Cricket Australia will stand firm on the decision to drop the term “Australia Day”, adamant they must embrace hard conversations despite criticism from Scott Morrison.
Three Big Bash clubs will wear Indigenous jerseys in the next week, while one game this weekend will have a barefoot circle, Welcome to Country and smoking ceremony.
The initiatives come from CA’s National Aboriginal and Torres Strait Islander Cricket Advisory Committee (NATSICOC) , in a bid to normalise conversation about January 26’s history.
But the decision to remove the term Australia Day for marketing around their three BBL games on the day has not pleased the government.
Prime Minister Morrison on Thursday told CA to stick to cricket, while Home Affairs Minister Peter Dutton labelled it a “token attempt” and urged the sport to reverse the call.
“It’s not cricket. That would be my reaction,” Morrison told reporters in Central Queensland.
“Australian cricket fans would like Cricket Australia to focus a lot more on cricket and a lot less on politics.”
But CA has since confirmed they will not budge, acknowledging some blowback is inevitable but the message of support was more important.
“Not at all (will it change),” CA director and NATSICOC co-chair Mel Jones told AAP.
“Everyone is going to have an opinion on this as they do for a variety of different things.
“The recommendations put forward we know is a value-driven thing about making cricket as inclusive as we can.
“This isn’t a tokenistic let’s grab a headline.
“This is just our day-to-day workings.

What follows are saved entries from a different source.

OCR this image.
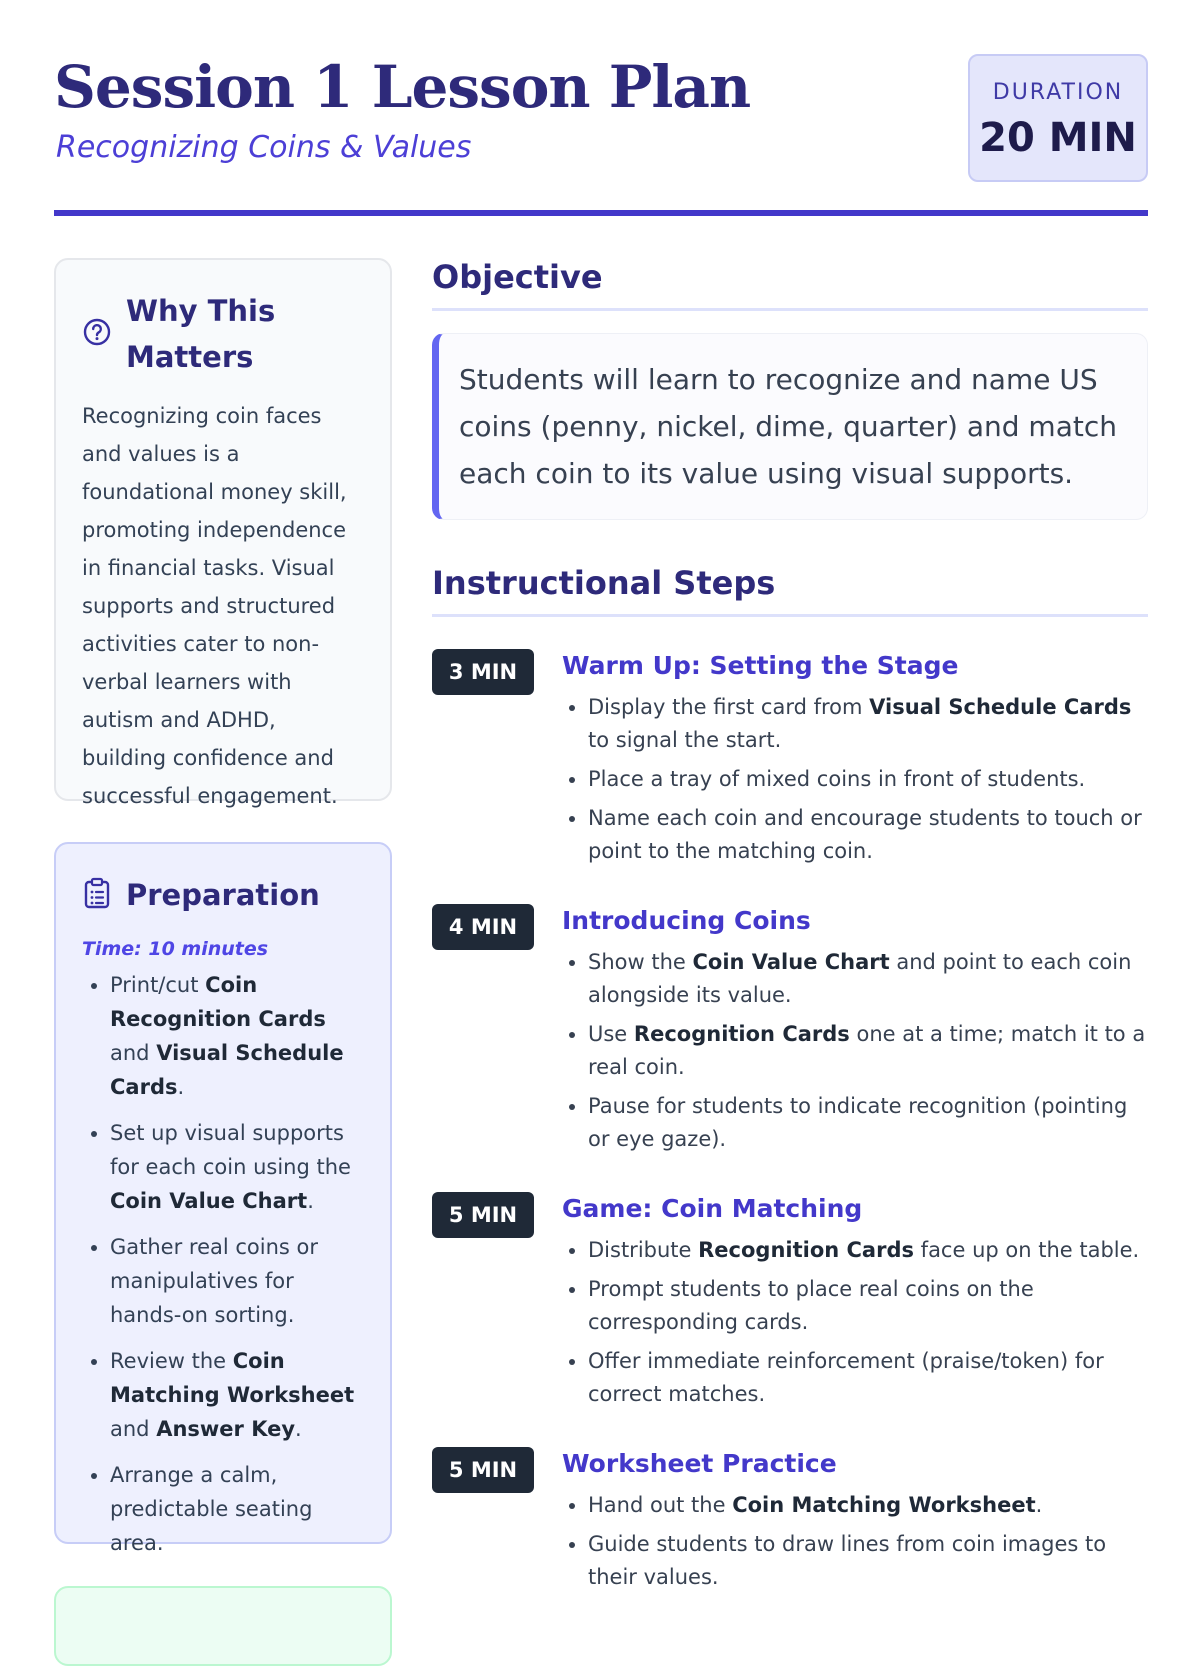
Session 1 Lesson Plan
Recognizing Coins & Values
DURATION
20 MIN
Why This Matters
Recognizing coin faces and values is a foundational money skill, promoting independence in financial tasks. Visual supports and structured activities cater to non-verbal learners with autism and ADHD, building confidence and successful engagement.
Preparation
Time: 10 minutes
• Print/cut Coin Recognition Cards and Visual Schedule Cards.
• Set up visual supports for each coin using the Coin Value Chart.
• Gather real coins or manipulatives for hands-on sorting.
• Review the Coin Matching Worksheet and Answer Key.
• Arrange a calm, predictable seating area.
Objective
Students will learn to recognize and name US coins (penny, nickel, dime, quarter) and match each coin to its value using visual supports.
Instructional Steps
3 MIN	Warm Up: Setting the Stage
• Display the first card from Visual Schedule Cards to signal the start.
• Place a tray of mixed coins in front of students.
• Name each coin and encourage students to touch or point to the matching coin.
4 MIN	Introducing Coins
• Show the Coin Value Chart and point to each coin alongside its value.
• Use Recognition Cards one at a time; match it to a real coin.
• Pause for students to indicate recognition (pointing or eye gaze).
5 MIN	Game: Coin Matching
• Distribute Recognition Cards face up on the table.
• Prompt students to place real coins on the corresponding cards.
• Offer immediate reinforcement (praise/token) for correct matches.
5 MIN	Worksheet Practice
• Hand out the Coin Matching Worksheet.
• Guide students to draw lines from coin images to their values.
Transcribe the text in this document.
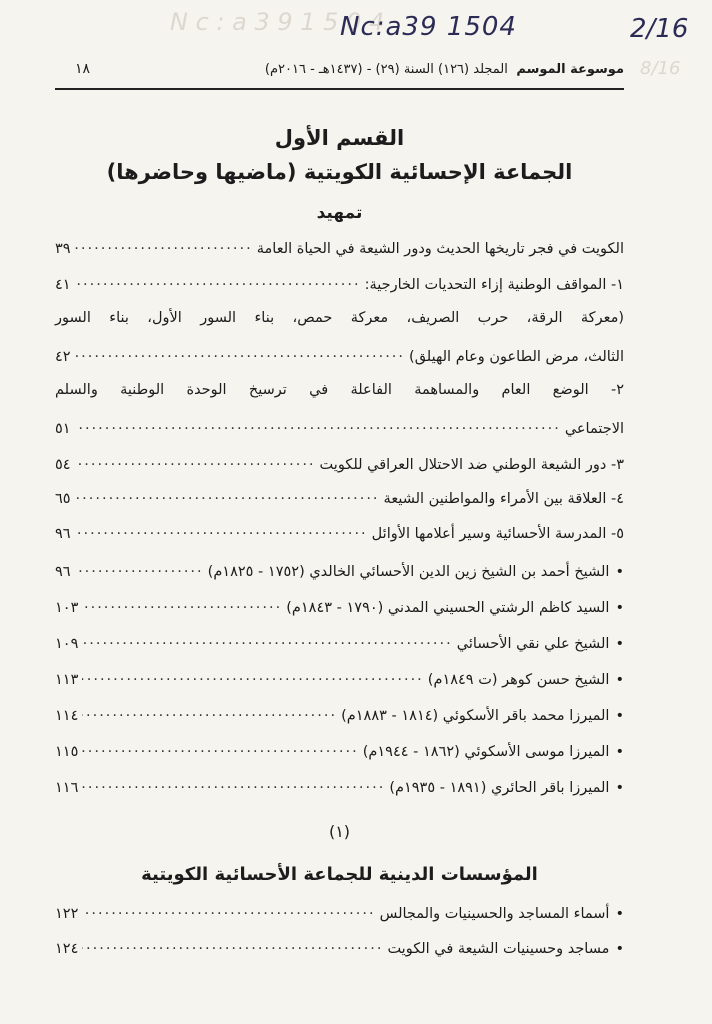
N c : a 3 9 1 5 0 4
8/16
Nc:a39 1504	2/16
موسوعة الموسم المجلد (١٢٦) السنة (٢٩) - (١٤٣٧هـ - ٢٠١٦م)
١٨
القسم الأول
الجماعة الإحسائية الكويتية (ماضيها وحاضرها)
تمهيد
الكويت في فجر تاريخها الحديث ودور الشيعة في الحياة العامة
.....
٣٩
١- المواقف الوطنية إزاء التحديات الخارجية:
.....
٤١
(معركة الرقة، حرب الصريف، معركة حمص، بناء السور الأول، بناء السور
الثالث، مرض الطاعون وعام الهيلق)
.....
٤٢
٢- الوضع العام والمساهمة الفاعلة في ترسيخ الوحدة الوطنية والسلم
الاجتماعي
.....
٥١
٣- دور الشيعة الوطني ضد الاحتلال العراقي للكويت
.....
٥٤
٤- العلاقة بين الأمراء والمواطنين الشيعة
.....
٦٥
٥- المدرسة الأحسائية وسير أعلامها الأوائل
.....
٩٦
•الشيخ أحمد بن الشيخ زين الدين الأحسائي الخالدي (١٧٥٢ - ١٨٢٥م)
.....
٩٦
•السيد كاظم الرشتي الحسيني المدني (١٧٩٠ - ١٨٤٣م)
.....
١٠٣
•الشيخ علي نقي الأحسائي
.....
١٠٩
•الشيخ حسن كوهر (ت ١٨٤٩م)
.....
١١٣
•الميرزا محمد باقر الأسكوئي (١٨١٤ - ١٨٨٣م)
.....
١١٤
•الميرزا موسى الأسكوئي (١٨٦٢ - ١٩٤٤م)
.....
١١٥
•الميرزا باقر الحائري (١٨٩١ - ١٩٣٥م)
.....
١١٦
(١)
المؤسسات الدينية للجماعة الأحسائية الكويتية
•أسماء المساجد والحسينيات والمجالس
.....
١٢٢
•مساجد وحسينيات الشيعة في الكويت
.....
١٢٤
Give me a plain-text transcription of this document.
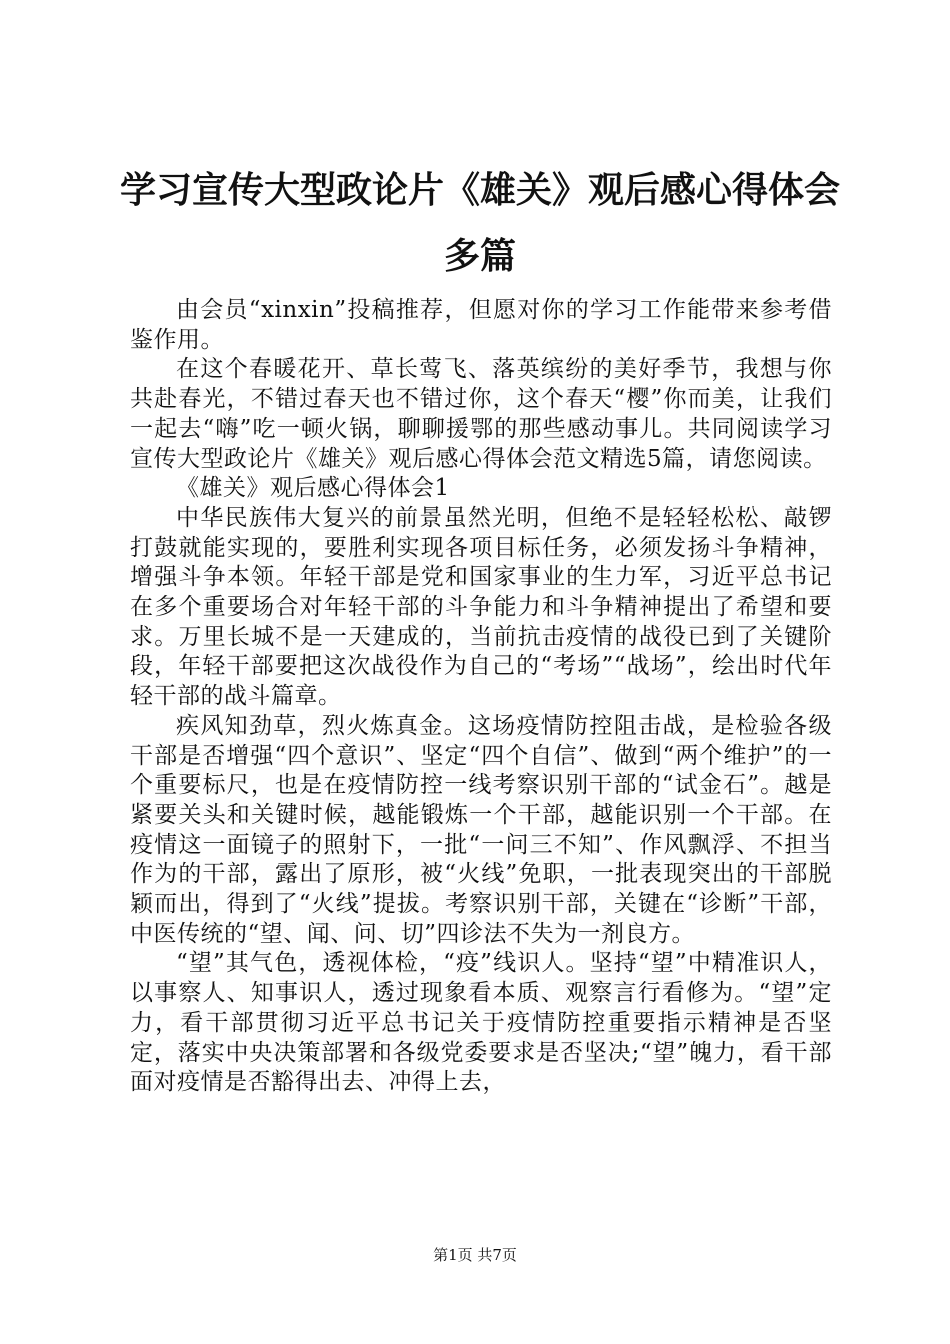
学习宣传大型政论片《雄关》观后感心得体会多篇

由会员“xinxin”投稿推荐，但愿对你的学习工作能带来参考借鉴作用。

在这个春暖花开、草长莺飞、落英缤纷的美好季节，我想与你共赴春光，不错过春天也不错过你，这个春天“樱”你而美，让我们一起去“嗨”吃一顿火锅，聊聊援鄂的那些感动事儿。共同阅读学习宣传大型政论片《雄关》观后感心得体会范文精选5篇，请您阅读。

《雄关》观后感心得体会1

中华民族伟大复兴的前景虽然光明，但绝不是轻轻松松、敲锣打鼓就能实现的，要胜利实现各项目标任务，必须发扬斗争精神，增强斗争本领。年轻干部是党和国家事业的生力军，习近平总书记在多个重要场合对年轻干部的斗争能力和斗争精神提出了希望和要求。万里长城不是一天建成的，当前抗击疫情的战役已到了关键阶段，年轻干部要把这次战役作为自己的“考场”“战场”，绘出时代年轻干部的战斗篇章。

疾风知劲草，烈火炼真金。这场疫情防控阻击战，是检验各级干部是否增强“四个意识”、坚定“四个自信”、做到“两个维护”的一个重要标尺，也是在疫情防控一线考察识别干部的“试金石”。越是紧要关头和关键时候，越能锻炼一个干部，越能识别一个干部。在疫情这一面镜子的照射下，一批“一问三不知”、作风飘浮、不担当作为的干部，露出了原形，被“火线”免职，一批表现突出的干部脱颖而出，得到了“火线”提拔。考察识别干部，关键在“诊断”干部，中医传统的“望、闻、问、切”四诊法不失为一剂良方。

“望”其气色，透视体检，“疫”线识人。坚持“望”中精准识人，以事察人、知事识人，透过现象看本质、观察言行看修为。“望”定力，看干部贯彻习近平总书记关于疫情防控重要指示精神是否坚定，落实中央决策部署和各级党委要求是否坚决;“望”魄力，看干部面对疫情是否豁得出去、冲得上去，

第1页 共7页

There are so many things we have put into place for a number of years now.”
CA have been clear they see it as their responsibility while operating under a Stretch Reconciliation Action Plan to lead on key issues and begin conversation.
Jones believed the sport’s approach benefited all, keeping the sport on TV during the public holiday while welcoming the Indigenous community.
“It’s about how we can do something that makes people feel safe on the hardest day for Indigenous people in Australia,” Jones said.
She also insisted it was not meant to be seen as a divisive or political move, with the decision to refer to January 26 as Australia Day just one of several recommendations taken.
The change is also nothing new at some clubs, with the Sydney Thunder having long referred to the public holiday as the January long weekend.
Indigenous Thunder quick Brendan Doggett this week backed the initiatives, while Jones said the sport had the support of other Indigenous players.
“I think what we’ve tried to embrace is embracing the uncomfortable conversation,” Jones said.
“We’re happy to have those hard conversations, we know they’re not easy. But if we don’t have them, then nothing is going to change.
“Whether that’s a pride day or in terms of gender policy or whatever.
“We’re not afraid of change if it allows every person in Australia to enjoy the game.”